LIBYAN OIL production will not return to pre-war levels until late next year at the earliest, with many of the country’s oil facilities having suffered heavy damage and looting during the conflict, according to the newly appointed chairman of the country’s National Oil Company.
Offering the most detailed assessment yet of the outlook for Libya’s oil output, Nuri Berruien said it would be late 2012 or early 2013 before the country was again producing the 1.6 million barrels a day it had before the uprising.
While some production from Libya’s eastern fields should begin this month, the “initial oil output will be measured in the 10,000s of barrels a day rather than in the 100,000s of barrels a day”, Mr Berruien said. “In 15 months we can reach the prewar level of 1.6 million barrels a day.” The return of Libya to the global oil market is critical to crude prices, which surged this year with Brent hitting a two-year high above $125 a barrel.

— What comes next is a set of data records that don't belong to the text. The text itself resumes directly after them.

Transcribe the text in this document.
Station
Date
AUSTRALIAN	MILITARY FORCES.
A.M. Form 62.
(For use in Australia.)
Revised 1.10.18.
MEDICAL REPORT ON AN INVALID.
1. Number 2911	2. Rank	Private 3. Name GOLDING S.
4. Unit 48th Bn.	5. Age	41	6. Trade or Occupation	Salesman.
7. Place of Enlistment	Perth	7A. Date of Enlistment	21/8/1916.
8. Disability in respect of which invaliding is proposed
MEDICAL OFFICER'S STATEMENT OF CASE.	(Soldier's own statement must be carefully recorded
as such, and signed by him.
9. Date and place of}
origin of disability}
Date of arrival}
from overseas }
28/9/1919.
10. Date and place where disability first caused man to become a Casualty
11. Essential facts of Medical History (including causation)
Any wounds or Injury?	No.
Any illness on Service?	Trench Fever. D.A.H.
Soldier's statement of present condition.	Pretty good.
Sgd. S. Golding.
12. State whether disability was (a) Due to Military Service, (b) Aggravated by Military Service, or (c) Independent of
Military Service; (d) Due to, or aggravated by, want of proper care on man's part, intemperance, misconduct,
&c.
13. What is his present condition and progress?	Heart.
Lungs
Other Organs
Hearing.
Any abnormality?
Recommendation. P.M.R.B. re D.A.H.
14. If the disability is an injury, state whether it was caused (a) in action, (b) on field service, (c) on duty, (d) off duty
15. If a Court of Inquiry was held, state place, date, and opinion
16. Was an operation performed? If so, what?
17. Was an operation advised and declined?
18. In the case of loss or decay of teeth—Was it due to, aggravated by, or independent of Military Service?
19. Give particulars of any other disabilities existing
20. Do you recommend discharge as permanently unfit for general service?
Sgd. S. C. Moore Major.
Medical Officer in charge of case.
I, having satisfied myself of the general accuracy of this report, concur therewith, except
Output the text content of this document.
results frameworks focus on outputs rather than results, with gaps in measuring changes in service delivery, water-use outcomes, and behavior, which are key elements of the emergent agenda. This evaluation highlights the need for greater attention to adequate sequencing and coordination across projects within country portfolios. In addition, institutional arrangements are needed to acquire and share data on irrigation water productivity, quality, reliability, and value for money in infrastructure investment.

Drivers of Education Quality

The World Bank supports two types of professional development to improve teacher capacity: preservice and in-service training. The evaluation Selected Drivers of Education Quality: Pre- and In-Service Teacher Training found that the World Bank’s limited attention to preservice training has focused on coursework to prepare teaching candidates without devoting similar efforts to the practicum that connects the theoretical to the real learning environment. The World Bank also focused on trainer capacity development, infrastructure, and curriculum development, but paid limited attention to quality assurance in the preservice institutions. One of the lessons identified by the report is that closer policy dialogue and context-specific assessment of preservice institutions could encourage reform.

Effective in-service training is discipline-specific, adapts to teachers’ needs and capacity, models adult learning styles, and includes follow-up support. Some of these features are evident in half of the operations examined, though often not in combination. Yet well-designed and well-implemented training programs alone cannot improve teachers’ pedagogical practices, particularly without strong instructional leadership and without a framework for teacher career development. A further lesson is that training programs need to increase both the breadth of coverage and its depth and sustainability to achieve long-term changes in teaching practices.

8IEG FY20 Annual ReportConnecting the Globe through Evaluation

Saudi Arabia has ramped up production to offset the shortfall while the International Energy Agency, the western countries’ oil watchdog, co-ordinated a release of emergency reserves. Brent crude prices are now about $112.
Mr Berruien’s appraisal sits between the most optimistic estimates by oil executives, who put the recovery in weeks, and assessments by consultancies that it could take three years.
The state of Libya’s oil facilities remains challenging. Oilfields and terminals had been heavily mined while camps for oil workers and service providers were looted, Mr Berruien said. The main concern was the state of the export terminals, with three of the ports in the east changing hands several times.